W pewnym sensie podobny problem stworzy sztuczna inteligencja, która, jakby na to nie patrzeć, kradnie treści z różnych stron dla własnych potrzeb. Już jakiś czas temu ciężkie działa w kierunku SI wytoczyli artyści, którzy postanowili przenieść walkę ze Stability AI, Midjourney i DeviantArt na drogę sądową.

Dlatego potrzebne są regulacje prawne, które pomogą kontrolować działania sztucznej inteligencji. Powinny pojawić się też przepisy, które pozwolą szanować prawa autorskie. w tej chwili wiemy, iż SI czerpie wiedzę z internetu, ale z jakich konkretnie stron? Microsoft utrzymuje, iż Bing będzie odsyłał do źródeł. Zobaczymy.

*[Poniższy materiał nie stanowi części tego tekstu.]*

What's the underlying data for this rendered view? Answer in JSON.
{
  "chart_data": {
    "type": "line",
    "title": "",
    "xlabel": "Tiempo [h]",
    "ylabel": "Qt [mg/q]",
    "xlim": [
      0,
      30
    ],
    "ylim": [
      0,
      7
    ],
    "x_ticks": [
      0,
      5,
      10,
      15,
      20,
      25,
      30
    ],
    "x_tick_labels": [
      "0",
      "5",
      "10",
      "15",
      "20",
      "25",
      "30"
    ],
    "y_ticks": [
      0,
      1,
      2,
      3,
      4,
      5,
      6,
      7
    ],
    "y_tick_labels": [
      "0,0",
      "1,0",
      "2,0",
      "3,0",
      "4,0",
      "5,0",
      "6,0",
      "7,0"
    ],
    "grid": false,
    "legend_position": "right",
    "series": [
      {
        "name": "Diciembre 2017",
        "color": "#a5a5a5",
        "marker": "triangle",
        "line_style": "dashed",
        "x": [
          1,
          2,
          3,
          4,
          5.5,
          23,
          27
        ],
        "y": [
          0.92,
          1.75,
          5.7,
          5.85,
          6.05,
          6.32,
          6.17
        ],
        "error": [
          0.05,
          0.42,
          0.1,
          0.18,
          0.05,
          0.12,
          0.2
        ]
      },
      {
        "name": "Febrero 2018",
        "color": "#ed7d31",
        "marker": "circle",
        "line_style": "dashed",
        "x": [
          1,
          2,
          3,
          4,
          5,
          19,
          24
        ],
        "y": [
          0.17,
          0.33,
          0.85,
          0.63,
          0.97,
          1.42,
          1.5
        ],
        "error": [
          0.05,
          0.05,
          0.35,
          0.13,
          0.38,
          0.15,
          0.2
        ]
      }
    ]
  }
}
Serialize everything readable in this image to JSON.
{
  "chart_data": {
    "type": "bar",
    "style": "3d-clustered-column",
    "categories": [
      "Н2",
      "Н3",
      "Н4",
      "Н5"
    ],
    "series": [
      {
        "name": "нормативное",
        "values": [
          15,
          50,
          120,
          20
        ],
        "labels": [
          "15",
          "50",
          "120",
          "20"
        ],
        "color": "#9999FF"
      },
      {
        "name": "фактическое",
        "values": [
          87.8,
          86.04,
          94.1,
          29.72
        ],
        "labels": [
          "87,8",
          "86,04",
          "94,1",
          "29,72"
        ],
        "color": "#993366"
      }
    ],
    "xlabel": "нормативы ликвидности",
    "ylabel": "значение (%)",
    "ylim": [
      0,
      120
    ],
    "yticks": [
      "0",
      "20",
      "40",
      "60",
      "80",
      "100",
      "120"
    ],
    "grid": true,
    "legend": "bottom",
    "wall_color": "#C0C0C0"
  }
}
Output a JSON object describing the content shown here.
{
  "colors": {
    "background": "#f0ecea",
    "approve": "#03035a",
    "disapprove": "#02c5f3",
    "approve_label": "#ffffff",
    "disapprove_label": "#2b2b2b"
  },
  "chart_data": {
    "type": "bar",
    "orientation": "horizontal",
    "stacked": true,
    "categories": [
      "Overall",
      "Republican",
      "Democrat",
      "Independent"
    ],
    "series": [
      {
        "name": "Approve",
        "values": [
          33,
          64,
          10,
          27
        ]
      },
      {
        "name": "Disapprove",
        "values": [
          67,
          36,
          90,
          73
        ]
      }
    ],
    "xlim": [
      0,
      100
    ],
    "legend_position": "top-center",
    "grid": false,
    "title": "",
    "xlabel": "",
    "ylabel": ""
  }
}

„Piraci kradną dane” – wygenerowane przez SI

Włącz myślenie. SI to narzędzie, a nie umysł w chmurze

Mówi się, iż nieużywany narząd zanika. Podobnie może być z mózgiem, jeżeli korzystanie z niego ograniczymy do zadawania pytań chatbotowi. Już teraz ułatwiamy sobie wszystko na przeróżne sposoby i chociaż z drugiej strony nic w tym dziwnego – żyjemy w biegu, to jednak ograniczanie myślenia do całkowitego minimum, może przynieść skutki odwrotne do wcześniej zamierzonych.

Zresztą to temat do ciekawej dyskusji, czy sztuczna inteligencja przyniesie nam więcej dobrego czy złego. Czy stanie się przydatnym narzędziem, które ułatwi nam wiele procesów czy zastąpi nas całkowicie, zabierając choćby miejsca pracy? I w końcu, czy sztuczna inteligencja prześcignie kiedyś człowieka, stając się mądrzejszą „istotą”?